The Nunavik Investment Corp. continues to operate and provide loans to Nunavimmiut businesses, Kativik Regional Government regional councillors heard May 26 at their meeting in Ivujivik.

But Adel Yassa, a KRG representative and the NIC’s corporate secretary, told councillors that the NIC has recently scaled back operations to be more effective with its small budget.

“What’s happened is that we’ve downscaled the operation to make sure it’s more manageable,” said Yassa. “But we’re open for business and we continue to receive applications.”

The corporation has recently moved into the office of the Nayumivik Landholding Corp. in Kuujjuaq, where now a single staff member processes applications, Yassa said.

The investment corporation’s future was unclear after it failed a 2011 audit, launched as the NIC sought new capital.

Forensic auditors claimed that some of the loans made by the organization went to relatives of its board, although the corporation’s chair at the time, Johnny Oovaut, told KRG councillors that wasn’t true.

Yassa maintains that particular claim made by the auditors was “totally false.”

The board contends that a board member at the time abstained from a vote that would have approved his brother’s loan application.

Nonetheless, the federal department of Aboriginal Affairs and Northern Development cut back the corporation’s operating budget in 2012 to $150,000. Yassa said the NIC is currently negotiating with the federal government to increase that money.

Still, the NIC handed out roughly $400,000 in loans in 2013, Yassa estimated.

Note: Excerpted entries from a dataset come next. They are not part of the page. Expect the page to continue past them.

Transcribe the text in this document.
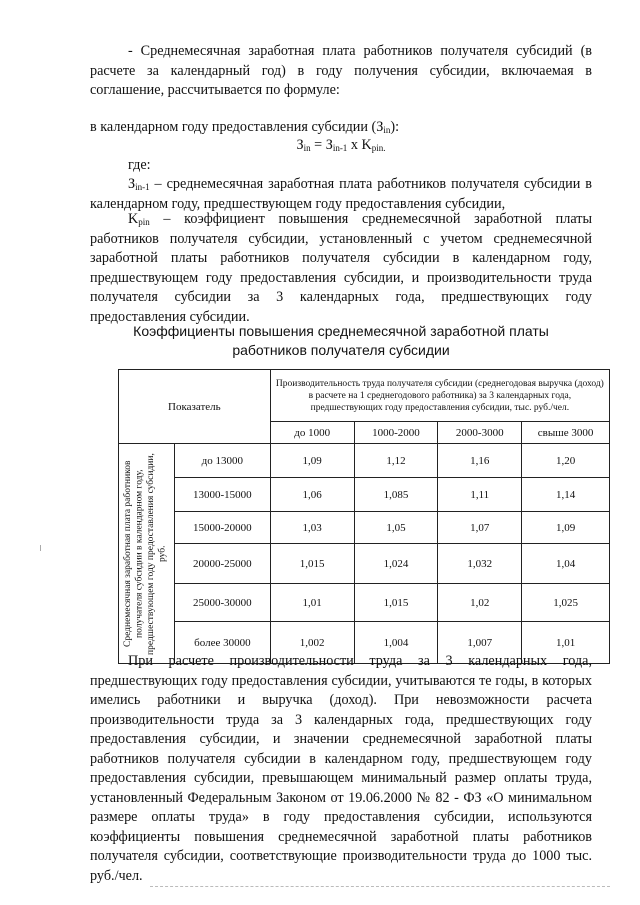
- Среднемесячная заработная плата работников получателя субсидий (в расчете за календарный год) в году получения субсидии, включаемая в соглашение, рассчитывается по формуле:

в календарном году предоставления субсидии $(З_{in})$:

$З_{in} = З_{in-1}$ x $K_{pin.}$

где:

$З_{in-1}$ – среднемесячная заработная плата работников получателя субсидии в календарном году, предшествующем году предоставления субсидии,

$K_{pin}$ – коэффициент повышения среднемесячной заработной платы работников получателя субсидии, установленный с учетом среднемесячной заработной платы работников получателя субсидии в календарном году, предшествующем году предоставления субсидии, и производительности труда получателя субсидии за 3 календарных года, предшествующих году предоставления субсидии.

Коэффициенты повышения среднемесячной заработной платы
работников получателя субсидии
Показатель		Производительность труда получателя субсидии (среднегодовая выручка (доход) в расчете на 1 среднегодового работника) за 3 календарных года, предшествующих году предоставления субсидии, тыс. руб./чел.			
		до 1000	1000-2000	2000-3000	свыше 3000

Среднемесячная заработная плата работников получателя субсидии в календарном году, предшествующем году предоставления субсидии, руб.	до 13000	1,09	1,12	1,16	1,20
	13000-15000	1,06	1,085	1,11	1,14
	15000-20000	1,03	1,05	1,07	1,09
	20000-25000	1,015	1,024	1,032	1,04
	25000-30000	1,01	1,015	1,02	1,025
	более 30000	1,002	1,004	1,007	1,01

При расчете производительности труда за 3 календарных года, предшествующих году предоставления субсидии, учитываются те годы, в которых имелись работники и выручка (доход). При невозможности расчета производительности труда за 3 календарных года, предшествующих году предоставления субсидии, и значении среднемесячной заработной платы работников получателя субсидии в календарном году, предшествующем году предоставления субсидии, превышающем минимальный размер оплаты труда, установленный Федеральным Законом от 19.06.2000 № 82 - ФЗ «О минимальном размере оплаты труда» в году предоставления субсидии, используются коэффициенты повышения среднемесячной заработной платы работников получателя субсидии, соответствующие производительности труда до 1000 тыс. руб./чел.
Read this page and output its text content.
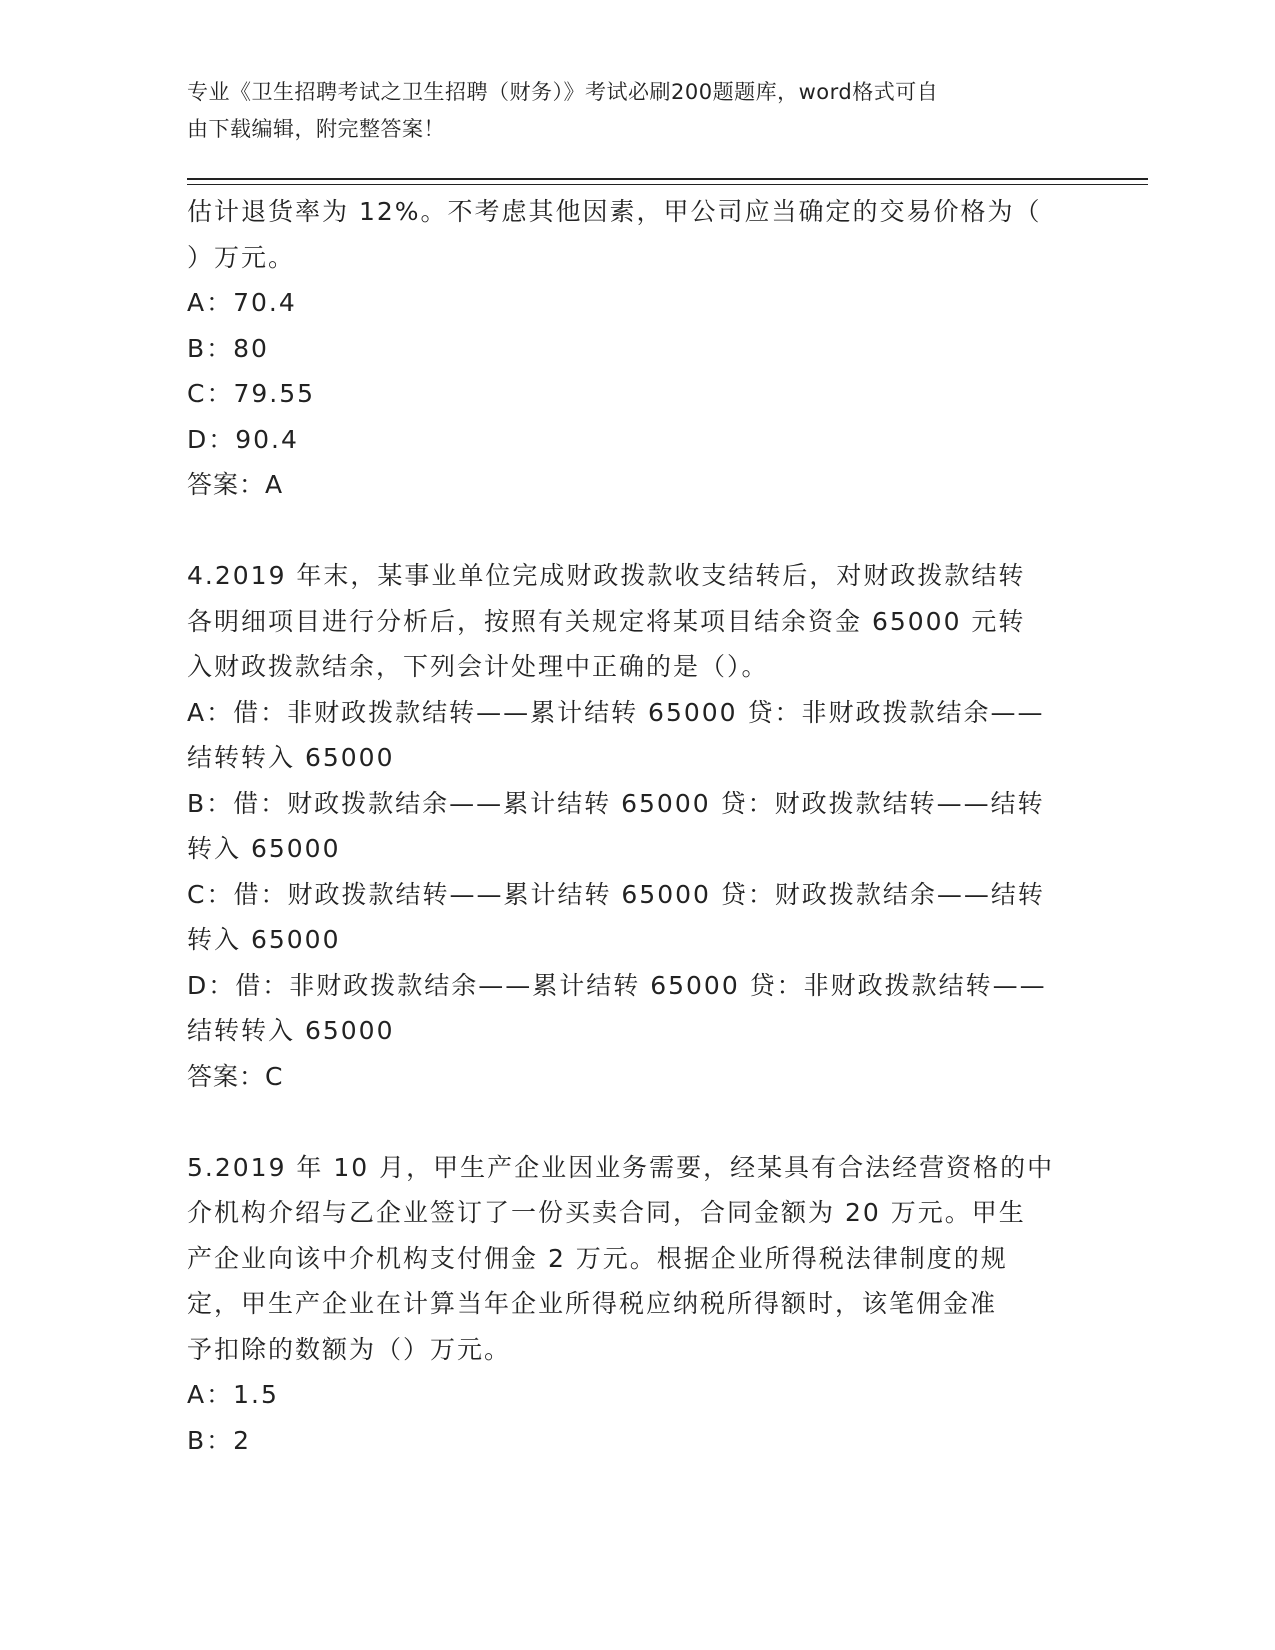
专业《卫生招聘考试之卫生招聘（财务）》考试必刷200题题库，word格式可自
由下载编辑，附完整答案！
估计退货率为 12%。不考虑其他因素，甲公司应当确定的交易价格为（
）万元。
A：70.4
B：80
C：79.55
D：90.4
答案：A
4.2019 年末，某事业单位完成财政拨款收支结转后，对财政拨款结转
各明细项目进行分析后，按照有关规定将某项目结余资金 65000 元转
入财政拨款结余，下列会计处理中正确的是（）。
A：借：非财政拨款结转——累计结转 65000 贷：非财政拨款结余——
结转转入 65000
B：借：财政拨款结余——累计结转 65000 贷：财政拨款结转——结转
转入 65000
C：借：财政拨款结转——累计结转 65000 贷：财政拨款结余——结转
转入 65000
D：借：非财政拨款结余——累计结转 65000 贷：非财政拨款结转——
结转转入 65000
答案：C
5.2019 年 10 月，甲生产企业因业务需要，经某具有合法经营资格的中
介机构介绍与乙企业签订了一份买卖合同，合同金额为 20 万元。甲生
产企业向该中介机构支付佣金 2 万元。根据企业所得税法律制度的规
定，甲生产企业在计算当年企业所得税应纳税所得额时，该笔佣金准
予扣除的数额为（）万元。
A：1.5
B：2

The NIC is a relatively small investment body, compared to the larger Makigiarutiit Fund managed by the KRG with provincial funding.

Makigiarutiit would have approved about $3 million in loans for Nunavik businesses last year.

The difference between the two is that the NIC finances working capital and offers lines of credit to businesses, while the Makigiarutiit does not.

“The two complement each other,” Yassa said. “Most people go to the KRG fund because of its competitive rates.”

The maximum loans available under the NIC run from $150,000 to $250,000 for community-owned business ventures — compared to the maximum of $500,000 available through Makigiarutiit.

The Nunavik Investment Corp. was the only lending institution that served Nunavimmiut businesses — Inuit and non-Inuit — from the time it launched in 1987 until 1995, when Makigiarutiit was created.

Before then, businesses had to go directly to the AANDC to apply for loans.

The corporation is overseen by a seven-member board of directors, including representation from both Makivik Corp. and the KRG. The board’s chairperson position is currently vacant.